A weekly close much below current levels would be a problem, analysis warns, as key moving averages hang in the balance.

Bitcoin (BTC) needs to retain two key moving averages in order to stay bullish, but is failing, fresh analysis shows.

In its latest market update on Sept. 10, trading platform Decentrader warned that bulls do not have the upper hand much above current price levels.

A “golden cross” like any other?

Bitcoin has drifted lower into the weekend, at the time of writing sitting near $45,500. This is below the significant 200-day moving average (MA) and barely above the 50-day MA.

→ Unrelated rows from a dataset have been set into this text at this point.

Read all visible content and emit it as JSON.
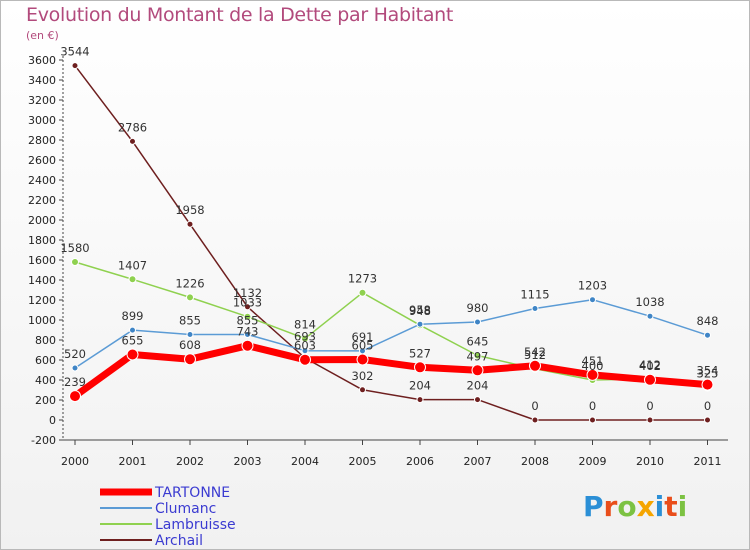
{
  "title": "Evolution du Montant de la Dette par Habitant",
  "unit_label": "(en €)",
  "watermark": "Proxiti",
  "chart_data": {
    "type": "line",
    "title": "Evolution du Montant de la Dette par Habitant",
    "ylabel": "(en €)",
    "x": [
      "2000",
      "2001",
      "2002",
      "2003",
      "2004",
      "2005",
      "2006",
      "2007",
      "2008",
      "2009",
      "2010",
      "2011"
    ],
    "ylim": [
      -200,
      3600
    ],
    "yticks": [
      -200,
      0,
      200,
      400,
      600,
      800,
      1000,
      1200,
      1400,
      1600,
      1800,
      2000,
      2200,
      2400,
      2600,
      2800,
      3000,
      3200,
      3400,
      3600
    ],
    "grid": false,
    "legend": "bottom-left",
    "series": [
      {
        "name": "TARTONNE",
        "color": "#ff0000",
        "values": [
          239,
          655,
          608,
          743,
          603,
          605,
          527,
          497,
          542,
          451,
          402,
          354
        ],
        "labels": [
          "239",
          "655",
          "608",
          "743",
          "603",
          "605",
          "527",
          "497",
          "542",
          "451",
          "402",
          "354"
        ]
      },
      {
        "name": "Clumanc",
        "color": "#5b9bd5",
        "values": [
          520,
          899,
          855,
          855,
          693,
          691,
          958,
          980,
          1115,
          1203,
          1038,
          848
        ],
        "labels": [
          "520",
          "899",
          "855",
          "855",
          "693",
          "691",
          "958",
          "980",
          "1115",
          "1203",
          "1038",
          "848"
        ]
      },
      {
        "name": "Lambruisse",
        "color": "#8fd14f",
        "values": [
          1580,
          1407,
          1226,
          1033,
          814,
          1273,
          948,
          645,
          512,
          400,
          412,
          325
        ],
        "labels": [
          "1580",
          "1407",
          "1226",
          "1033",
          "814",
          "1273",
          "948",
          "645",
          "512",
          "400",
          "412",
          "325"
        ]
      },
      {
        "name": "Archail",
        "color": "#6e1f1f",
        "values": [
          3544,
          2786,
          1958,
          1132,
          620,
          302,
          204,
          204,
          0,
          0,
          0,
          0
        ],
        "labels": [
          "3544",
          "2786",
          "1958",
          "1132",
          "",
          "302",
          "204",
          "204",
          "0",
          "0",
          "0",
          "0"
        ]
      }
    ]
  }
}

For Decentrader’s Filbfilb, these would need to be reclaimed in order to fuel continuation of the bull run.

“For Bitcoin to remain bullish, these two moving averages will need to be maintained, with any price action lower being intraweek – a weekly close below the 50 DMA would not be attractive, particularly if the 20 Week moving average is also lost (yellow line currently around $42k),” he summarized.

The 50 and 200 DMA were on the way to printing a “golden cross,” traditionally a bullish signal, but this week’s dramatic sell-off may yet derail the process.

“The selloff came amidst a pending ‘Golden Cross’ where the 50 DMA crosses above the 200 DMA,” Filbfilb continued.

“This is often seen as being a very bullish sign for the market and typically for Bitcoin, we see dumps into ‘Golden Crosses’ and pumps into ‘Death Crosses’, So on this basis alone, the pullback wasn’t too much of a surprise.”

BTC/USD 1-day candle chart (Bitstamp) with 50 and 200 DMA. Source: TradingView

Should bulls need more impetus to enter, $38,000 — the site of the 61.8% Fibonacci retracement level from $64,500 all-time highs — may yet provide the ultimate line in the sand in the case of a more intense BTC price correction.